Вот так вот, значит. Снизу ясно, сверху грязно, как говорит моя тетка Кьяра. Никакого бабкиного чердака у нас нет, а в почтовом отделении продают только скучные самоклейки с изображением альбатроса. А может, это совпадение и перевернутой королевой хвастался кто-нибудь другой?
Нет, этот анонимус — мой брат. Иначе я не нашла бы нужного форума так быстро и просто. Во всех совпадениях нужно видеть небесный палец — это мне сказала жена кузнеца, известная в наших местах гадалка. В молодости она была такой красавицей, что кузнец запирал ее платья в сундук, когда уходил в свою кузницу. Так она и сидела в чем мать родила.
— Прошло три раза по двадцать минут, — сообщила библиотекарша, вставая у меня за спиной. — Сходи за моим чаем!
Вот ведь странная барышня. Волосы у нее рыжие, густые, но так туго замотаны в узел, что глаза оттягиваются к вискам. Такие же нелепые прически бывают у траянских старух, сидящих у церкви по воскресеньям: шиньоны из конского волоса и пакли с черепаховыми заколками. Говорят, они причесываются целое утро — хотят выглядеть в точности так, как восковые мадонны на перекрестках. А рыжей Вирге, наверное, просто все равно.
* * *
Мир состоит из загорелых пожилых мужчин в голубых махровых халатах. Каждое утро я стою среди них на северной веранде, прихлебываю кофе и смотрю на лагуну, благодушную в хорошие дни или гудящую, свинцовую в плохие. В плохие дни постояльцы подобны воде в лагуне, они тревожатся и задают нелепые вопросы. В такие дни я всегда думаю — сколько еще?
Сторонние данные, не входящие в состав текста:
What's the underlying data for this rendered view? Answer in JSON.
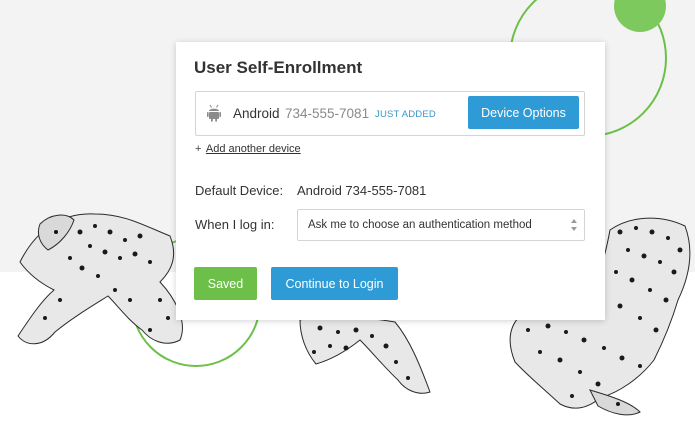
{
  "colors": {
    "accent_blue": "#2e9bd6",
    "accent_green": "#6cc04a",
    "badge_blue": "#3a96c8",
    "background_gray": "#f3f3f3"
  },
  "enrollment": {
    "title": "User Self-Enrollment",
    "device": {
      "icon": "android-icon",
      "name": "Android",
      "phone": "734-555-7081",
      "badge": "JUST ADDED",
      "options_button": "Device Options"
    },
    "add_device": {
      "plus": "+",
      "link": "Add another device"
    },
    "default_device": {
      "label": "Default Device:",
      "value": "Android 734-555-7081"
    },
    "login_method": {
      "label": "When I log in:",
      "selected": "Ask me to choose an authentication method"
    },
    "actions": {
      "saved": "Saved",
      "continue": "Continue to Login"
    }
  }
}
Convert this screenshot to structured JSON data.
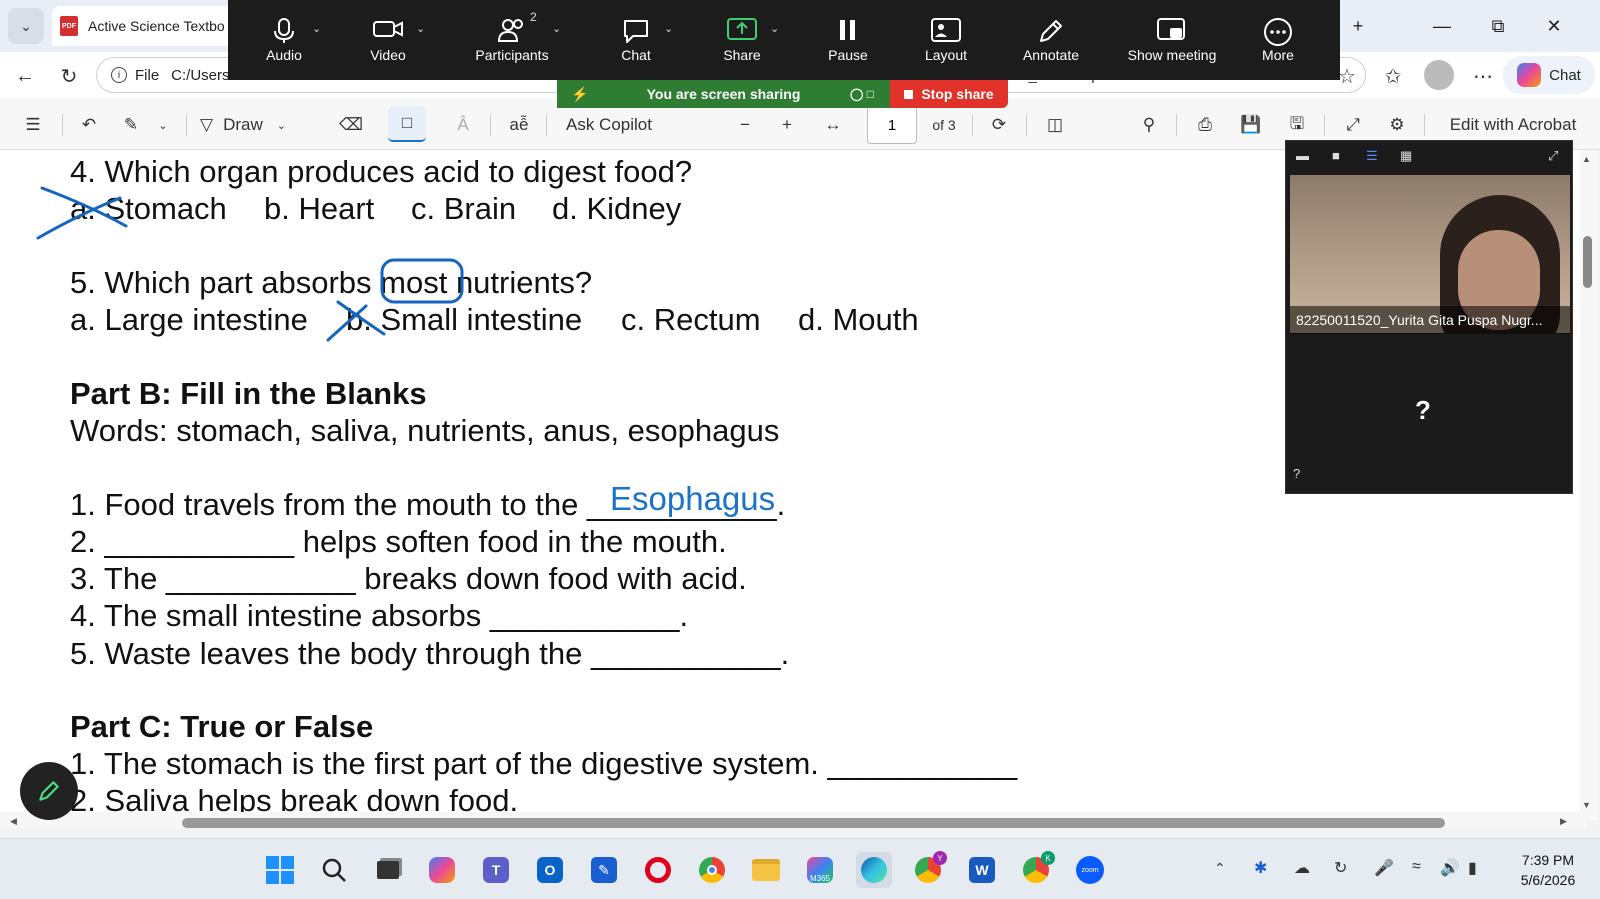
{
  "browser": {
    "tab_title": "Active Science Textbo",
    "pdf_badge": "PDF",
    "url_prefix": "File",
    "url_visible": "C:/Users",
    "url_tail": "ct_Grade6.pdf",
    "chat_label": "Chat"
  },
  "zoom_toolbar": {
    "items": [
      {
        "label": "Audio",
        "icon": "microphone-icon"
      },
      {
        "label": "Video",
        "icon": "video-camera-icon"
      },
      {
        "label": "Participants",
        "icon": "participants-icon",
        "count": "2"
      },
      {
        "label": "Chat",
        "icon": "chat-bubble-icon"
      },
      {
        "label": "Share",
        "icon": "share-screen-icon"
      },
      {
        "label": "Pause",
        "icon": "pause-icon"
      },
      {
        "label": "Layout",
        "icon": "layout-icon"
      },
      {
        "label": "Annotate",
        "icon": "pencil-icon"
      },
      {
        "label": "Show meeting",
        "icon": "show-meeting-icon"
      },
      {
        "label": "More",
        "icon": "more-icon"
      }
    ],
    "sharing_banner": "You are screen sharing",
    "stop_share": "Stop share"
  },
  "pdf_toolbar": {
    "draw_label": "Draw",
    "ask_copilot": "Ask Copilot",
    "page_current": "1",
    "page_total": "of 3",
    "edit_acrobat": "Edit with Acrobat"
  },
  "document": {
    "q4": "4. Which organ produces acid to digest food?",
    "q4_a": "a. Stomach",
    "q4_b": "b. Heart",
    "q4_c": "c. Brain",
    "q4_d": "d. Kidney",
    "q5_pre": "5. Which part absorbs ",
    "q5_mid": "most",
    "q5_post": " nutrients?",
    "q5_a": "a. Large intestine",
    "q5_b": "b. Small intestine",
    "q5_c": "c. Rectum",
    "q5_d": "d. Mouth",
    "partB_title": "Part B: Fill in the Blanks",
    "partB_words": "Words: stomach, saliva, nutrients, anus, esophagus",
    "b1": "1. Food travels from the mouth to the ___________.",
    "b1_answer": "Esophagus",
    "b2": "2. ___________ helps soften food in the mouth.",
    "b3": "3. The ___________ breaks down food with acid.",
    "b4": "4. The small intestine absorbs ___________.",
    "b5": "5. Waste leaves the body through the ___________.",
    "partC_title": "Part C: True or False",
    "c1": "1. The stomach is the first part of the digestive system. ___________",
    "c2": "2. Saliva helps break down food."
  },
  "video_panel": {
    "participant_name": "82250011520_Yurita Gita Puspa Nugr...",
    "placeholder": "?",
    "corner_label": "?"
  },
  "taskbar": {
    "time": "7:39 PM",
    "date": "5/6/2026",
    "apps": [
      "windows-start",
      "search",
      "task-view",
      "copilot",
      "teams",
      "outlook",
      "notepad",
      "opera",
      "chrome",
      "file-explorer",
      "m365",
      "edge",
      "chrome-profile-y",
      "word",
      "chrome-profile-k",
      "zoom"
    ]
  },
  "colors": {
    "annotation_blue": "#1565c0",
    "answer_blue": "#1a73c8",
    "share_green": "#2e7d32",
    "stop_red": "#e0322b"
  }
}
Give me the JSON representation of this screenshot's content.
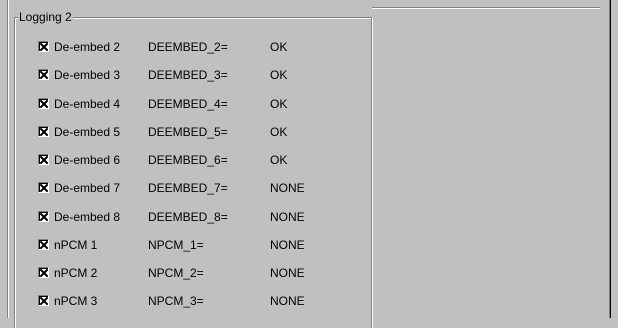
{
  "group": {
    "title": "Logging 2"
  },
  "rows": [
    {
      "label": "De-embed 2",
      "checked": true,
      "key": "DEEMBED_2=",
      "status": "OK"
    },
    {
      "label": "De-embed 3",
      "checked": true,
      "key": "DEEMBED_3=",
      "status": "OK"
    },
    {
      "label": "De-embed 4",
      "checked": true,
      "key": "DEEMBED_4=",
      "status": "OK"
    },
    {
      "label": "De-embed 5",
      "checked": true,
      "key": "DEEMBED_5=",
      "status": "OK"
    },
    {
      "label": "De-embed 6",
      "checked": true,
      "key": "DEEMBED_6=",
      "status": "OK"
    },
    {
      "label": "De-embed 7",
      "checked": true,
      "key": "DEEMBED_7=",
      "status": "NONE"
    },
    {
      "label": "De-embed 8",
      "checked": true,
      "key": "DEEMBED_8=",
      "status": "NONE"
    },
    {
      "label": "nPCM 1",
      "checked": true,
      "key": "NPCM_1=",
      "status": "NONE"
    },
    {
      "label": "nPCM 2",
      "checked": true,
      "key": "NPCM_2=",
      "status": "NONE"
    },
    {
      "label": "nPCM 3",
      "checked": true,
      "key": "NPCM_3=",
      "status": "NONE"
    }
  ]
}
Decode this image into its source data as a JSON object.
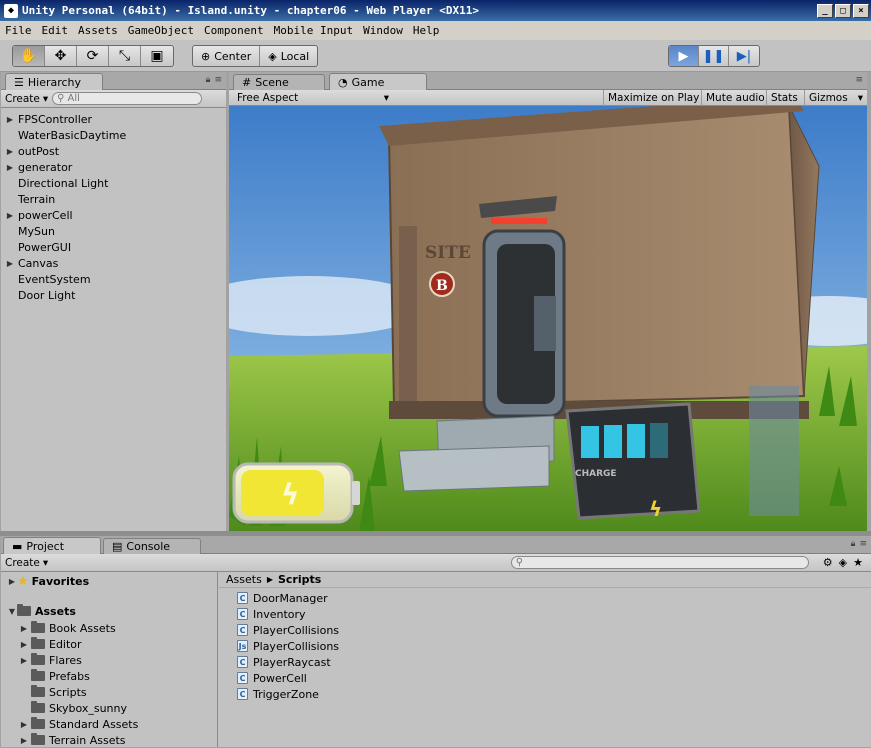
{
  "window": {
    "title": "Unity Personal (64bit) - Island.unity - chapter06 - Web Player <DX11>"
  },
  "menu": [
    "File",
    "Edit",
    "Assets",
    "GameObject",
    "Component",
    "Mobile Input",
    "Window",
    "Help"
  ],
  "toolbar": {
    "pivot": "Center",
    "space": "Local"
  },
  "hierarchy": {
    "tab": "Hierarchy",
    "create": "Create",
    "search_placeholder": "All",
    "items": [
      {
        "label": "FPSController",
        "expandable": true
      },
      {
        "label": "WaterBasicDaytime",
        "expandable": false
      },
      {
        "label": "outPost",
        "expandable": true
      },
      {
        "label": "generator",
        "expandable": true
      },
      {
        "label": "Directional Light",
        "expandable": false
      },
      {
        "label": "Terrain",
        "expandable": false
      },
      {
        "label": "powerCell",
        "expandable": true
      },
      {
        "label": "MySun",
        "expandable": false
      },
      {
        "label": "PowerGUI",
        "expandable": false
      },
      {
        "label": "Canvas",
        "expandable": true
      },
      {
        "label": "EventSystem",
        "expandable": false
      },
      {
        "label": "Door Light",
        "expandable": false
      }
    ]
  },
  "game": {
    "tab_scene": "Scene",
    "tab_game": "Game",
    "aspect": "Free Aspect",
    "maximize": "Maximize on Play",
    "mute": "Mute audio",
    "stats": "Stats",
    "gizmos": "Gizmos",
    "sign_text": "SITE",
    "sign_letter": "B",
    "charge_label": "CHARGE",
    "charge_level": 0.75
  },
  "project": {
    "tab": "Project",
    "console_tab": "Console",
    "create": "Create",
    "favorites": "Favorites",
    "assets": "Assets",
    "folders": [
      {
        "label": "Book Assets",
        "expandable": true
      },
      {
        "label": "Editor",
        "expandable": true
      },
      {
        "label": "Flares",
        "expandable": true
      },
      {
        "label": "Prefabs",
        "expandable": false
      },
      {
        "label": "Scripts",
        "expandable": false
      },
      {
        "label": "Skybox_sunny",
        "expandable": false
      },
      {
        "label": "Standard Assets",
        "expandable": true
      },
      {
        "label": "Terrain Assets",
        "expandable": true
      }
    ],
    "breadcrumb": [
      "Assets",
      "Scripts"
    ],
    "files": [
      {
        "label": "DoorManager",
        "type": "C#"
      },
      {
        "label": "Inventory",
        "type": "C#"
      },
      {
        "label": "PlayerCollisions",
        "type": "C#"
      },
      {
        "label": "PlayerCollisions",
        "type": "JS"
      },
      {
        "label": "PlayerRaycast",
        "type": "C#"
      },
      {
        "label": "PowerCell",
        "type": "C#"
      },
      {
        "label": "TriggerZone",
        "type": "C#"
      }
    ]
  }
}
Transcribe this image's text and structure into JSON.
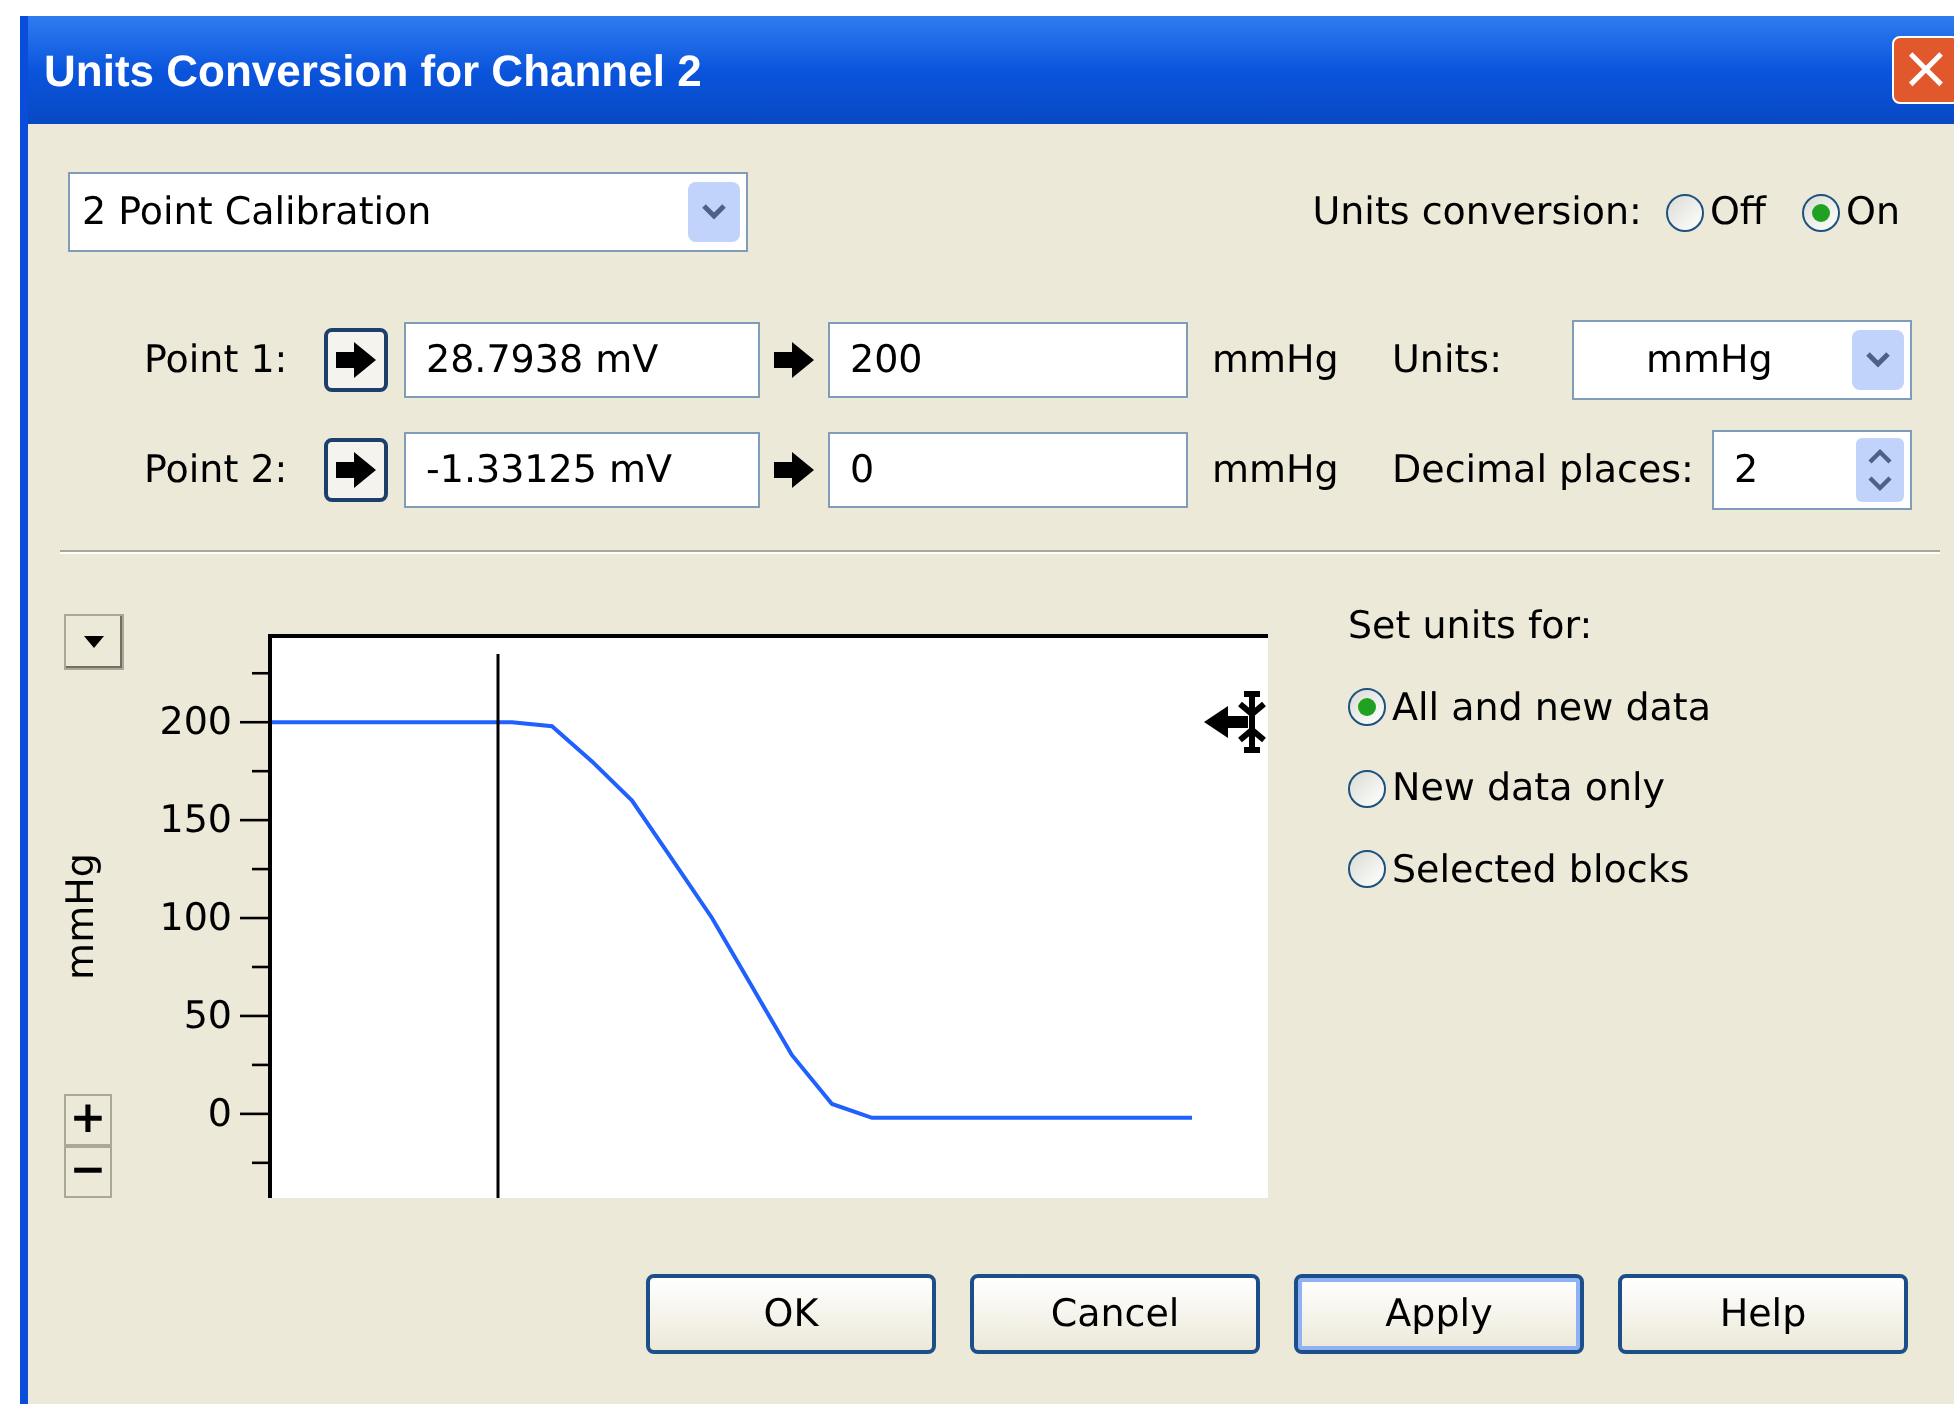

Мне казалось, что моя цель достижима без особого труда, стоит только оказаться внутри этого загадочного пространства, в этом муравейнике, где все подчиняется особым законам, стоит только понять эти законы, поймать ритм, и мне станет ясно, где та воронка в песке, в которой спряталась личинка муравьиного льва.
Вся эта чушь про ревность, месть и деревенских девственниц хороша для любителей детективного треша. Я почти три года училась истории и праву, я знаю, что движет людьми в большинстве случаев и какова роль статистики. Деньги и власть — вот что заставляет людей хотеть, чтобы другие люди умерли.
В детстве я читала, что индейский бог Кецалькоатль, решив раздобыть еды, превратился в муравья, проник в муравейник, украл там зерна маиса и передал их людям. Вот и я, решив разобраться в кровавой истории, превратилась в бело-голубую сестричку, радушную и расчетливую, вот только расчеты мои что-то никак не сбываются. Все, что я узнаю, все мои догадки и прозрения, попадают в полицейский барабан и стучат там скудной мелочью.
Бри многих раздражал своими похождениями, у него было два привода в полицию за драку и одна условная судимость. А тут еще Ганнатори заявили, что их дочери от Бри проходу не было и что они сами бы надели брату удавку на шею. Быстро сообразили. На груди этой девицы вся деревня прохлаждается в жаркую погоду, но теперь ее репутацию можно восстановить, так как виновник понес наказание. Таковы старые правила, и они работают.
— Ганнатори, разумеется, врут, но это не меняет дела, — сказал комиссар, когда я пришла в участок пешком, одолжив у Пулии дождевик. — Возле тела бросили обрывок сетки, руки связаны, рот набит солью. Казнь она и есть казнь, ее ни с чем не спутаешь.